History of Self Knowledge Symposium Foundation
The SKS was started as a student group at NC State in 1989, and it soon established charters at UNC-Chapel Hill and Duke University in the early 90’s. Each chapter was either directly or indirectly overseen by August Turak or another adult member of the SKS during this time.
Because student organizations fall under the university’s tax-exempt status, each student chapter could receive donations for their activities. Each student group received its own university account and could apply for university funding, etc. These SKS student groups hosted many events over the years.
As a group of adults formed to meet regularly and work with August F. Turak, they established weekly dues and created a group bank account that existed to collect the weekly dues and to fund any off-campus projects.
In 1999, the SKS incorporated the Self Knowledge Symposium Foundation (SKSF) as a 501 (c) (3) non-profit spiritual and educational organization. The SKSF established bylaws and created a board of directors in 2000. These bylaws require that the SKSF board of directors have one annual board meeting.
The Self Knowledge Symposium Foundation (SKSF) is a spiritual and educational foundation formed in order to instruct the public on subjects useful to individuals and beneficial to organizations and communities. We present a wide variety of programs and viewpoints to the public so that they will have sufficient possession of pertinent facts to permit both individuals and the public to form independent opinions and conclusions. The organization is organized exclusively for and will continue to be operated exclusively for spiritual and educational purposes.
The SKSF’s educational purpose is served by encouraging people to discover methods and techniques for examining their lives, thereby creating a space in which they can form personal strategies for pursuing more meaningful lives. The aim of all SKSF activities is to improve the quality of life for people and communities through the pursuit of self-knowledge. The primary methodology for carrying out the SKSF’s educational purpose is through writing, seminars, lectures, speaking engagements, keynotes, and other similar programs.
Self Knowledge Symposium Student Groups History
Dr. Will Willimon, the former Dean of the Duke University Chapel, is a theologian and bishop in the United Methodist Church. He is currently Professor of the Practice of Christian Ministry at Duke Divinity School. Dr. Willimon said that he will never forget the day that August Turak came striding into his gothic office in the Duke University Chapel over twenty years ago.

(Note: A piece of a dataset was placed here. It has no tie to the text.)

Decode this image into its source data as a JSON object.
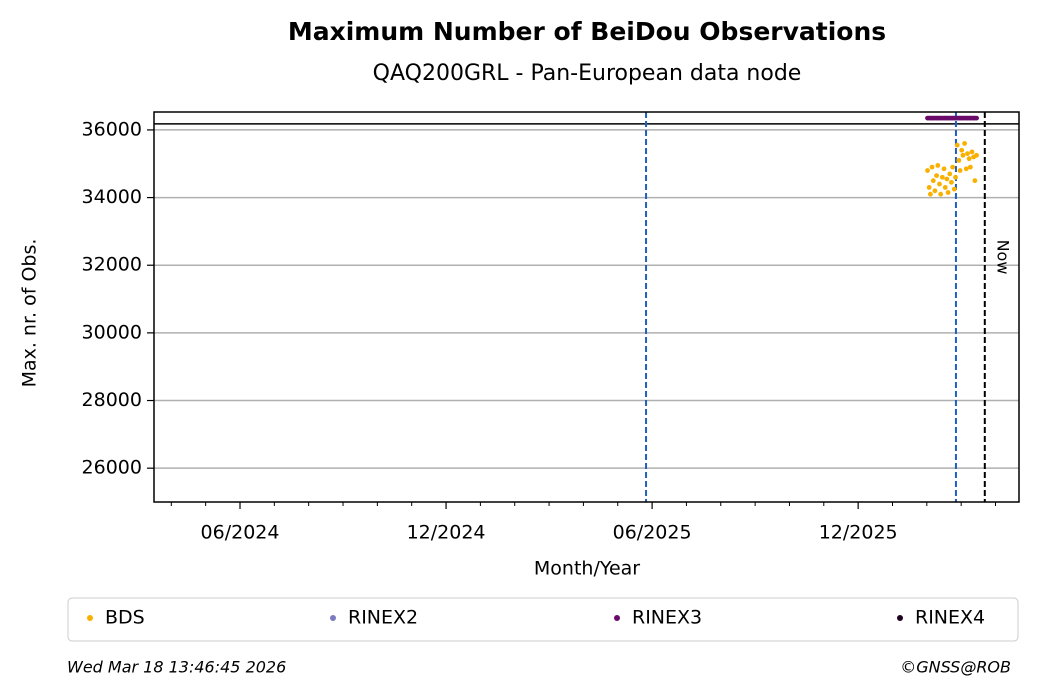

That day, Dr. Willimon recalls, is the day that he encountered one of God’s most curious, surprising, and challenging creations—Augie Turak. Intense yet warm, disarmingly direct but unthreatening, both reflective and passionate. Dr. Willimon has met many people over the years; very few were as unforgettable.
In a few minutes, Dr. Willimon heard how Turak, while earning a college degree, had recklessly read himself into the wisdom of Plato, Aristotle, Aquinas, Pascal, St. John of the Cross, Huang Po, and anybody else who might help him get to the bottom of life’s meaning and purpose. Later, even as a businessman and successful entrepreneur, Augie had never abandoned his quest for Plato’s life worth living. That is when Augie told Dr. Willimon that he felt called to pass on what he had learned to college students so they wouldn’t “get college but miss wisdom.”
Soon, Augie founded the Self Knowledge Symposium (SKS) to help students “learn how to live a life of meaning and purpose.” From North Carolina State University, to Duke University, to the University of North Carolina at Chapel Hill, the SKS spread like wildfire. Dr. Willimon recalled one of the most memorable teaching experiences of his life was spending an evening with Augie’s SKS students at the University of North Carolina. His speaking invitation read: “Share what you have learned about life and God.” A few months later, three hundred students listened attentively, and then eagerly bombarded Dr. Willimon with questions for the next three hours. At eleven o’clock Dr. Willimon recalls finally pleading, “I’ve got to go home. I’m too old for this much intellectual intensity!”
Dr. Willimon described the SKS as the organizational embodiment of Augie’s character: Socrates on steroids.